A bell-like guitar heralds the arrival of "Run," the sunsoaked rocker that kicks off the set and one of the many highlights therein. Ivins' vocals sound more full bodied and confident this time, replacing Late Night Drive's falsetto atmospherics with fist-pumping choruses and a more optimistic lyrical outlook. Pounding pianos accent the song's bridge, while a drum section and a distant vocal harmony dissolve the song and give way to the anthemic guitar sound that kicks off the next cut, "The Sight of Fire." Rarely do transitions sound this good or well planned, and "The Sight of Fire" actually ends up being a better song thanks to the extended lead in that "Run" provides. The song (also the first single), is a perfect showcase of Ivins' ability to wrap difficult subject matter up in pop sensibility. Late Night Drive embraced darkness and sadness more completely, in both sound and content, while Everything We Wanted is a heavily produced, muscular set up pop-rock songs that could easily end up on the radio, but bits and pieces of that darkness still creep in here. "The Sight of Fire" is a song about the debilitating effects of addiction, a fact that passed me by until the song's key line ("Cause it's funny how we kill ourselves/When we're trying to feel alive") hit me and made me pay attention. Everything We Wanted is a catchy and sonically pleasing record from the get go, but it's also extremely lyrically driven, and it became much more resonant to me when I really paid attention to that aspect.
Three of the songs here ("Run," "Rollercoaster," "It's Getting Better") have been re-recorded from Ivins' first solo album, and while there is a notable difference in lyrical maturity between these songs and the new material (especially with "Rollercoaster," where Ivins indulges in a few cliches, only to directly acknowledge that he's doing so), it isn't jarring. Ivins has gone on record saying that the duality of the songs and their content means to represent the journey his life has taken in the years since he started writing. Where "Run" is a song about feeling young, immortal, and limitless, and where "Rollercoaster" is an irresistible depiction of first love, many of the other songs on this record are coming from a man who has lost one of the most important people in his life and been battered by the world around him.
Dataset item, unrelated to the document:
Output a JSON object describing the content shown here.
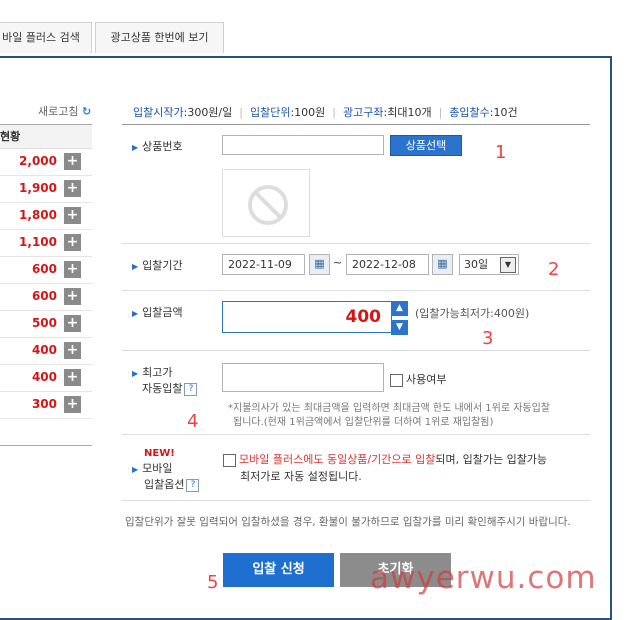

In that respect, it's a record about growing up and coming of age, where the naiveté of those three songs gives way to songs about a person who understands that life really can get hard some times, but who is still fighting through and searching for the good.
But even as Ivins seeks to find himself in these songs, the ghost of his mother still hangs heavily over the proceedings. Never is this more evident than on the title track, which carries the record out in a moving and uplifting fashion. It's a song about picking up the pieces of your life in the wake of tragedy, and in that respect, it's really a sequel to "House of Three." Where the last EP ended with Ivins packing up his life and driving away because he couldn't face the grief anymore, here he's mastered that pain and is ready to move on. As the song floats through a couple of stunning verses and an anthemic chorus, carried along by the talents of his band and the pristine, radio-ready production of Pedro Aida (Carbon Leaf), he finally comes to the realization that life really does go on. And when he sings "I'm not dead yet/Now I'm finally alive" at the song's climactic moment, it's both a catharsis and a commencement to a new life. While most of my listening tends to revolve around full length albums rather than EPs, and while I do really wish Everything We Wanted lasted beyond its 23 minute runtime, these seven songs constitute a musical journey that is both relatable and fully formed, and the result is my favorite EP of the year so far; I can only hope that The Jim Ivins Band gets the attention they deserve for it.